I can now say nothing has made me feel better than just trusting God and doing his will. Some days aren’t easy and other days are harder but I still keep my faith! I don’t need any vice to be a better writer. I just need to pray on it and stop procrastinating.
Therefore, for all of you creative souls who are doing drugs and drinking, quit now! It’s time to seek help and realize that this lifestyle is not for you. You’re trying to mask your pain because you keep comparing yourself to somebody else. You keep running away and doping yourself into thinking you have to be the next Stephen King, J.K Rowling, or Edgar Allen Poe instead of just being you.
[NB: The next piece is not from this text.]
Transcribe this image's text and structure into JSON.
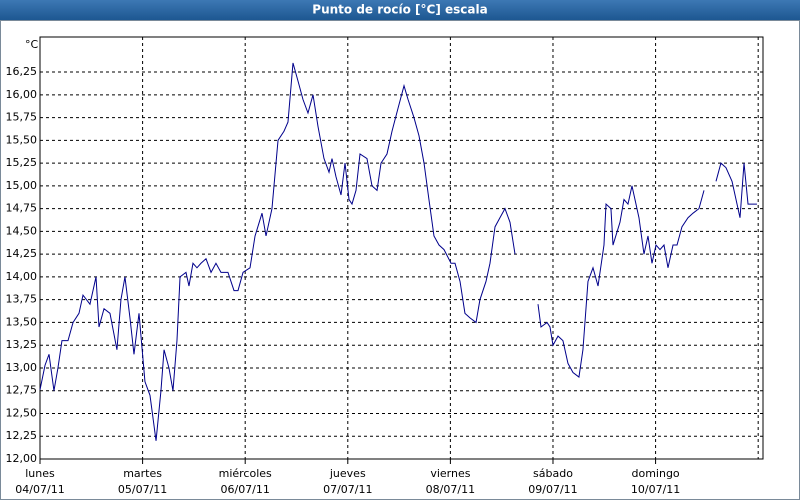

Every creative has to ask themselves, “Who am I?” If you don’t ask or figure out who you are through countless therapy sessions, AA meetings, and counseling services try picking up the Bible. 2 Timothy 1:7, states, “For God gave us a spirit not of fear but of power and love and self-control.” God is with you my friend but you have to talk to him. If you do not talk to him like I have these past couple of months you will continue to feel alone. You do not need to run away from what’s going on in your life, you need to face it head on and to stop being afraid of the critics. Someone will always have something to say but if you are true and genuine you will always win many people over. It may not make sense to all of you right away which is fine. However, one day it will! Remember, God works in mysterious ways.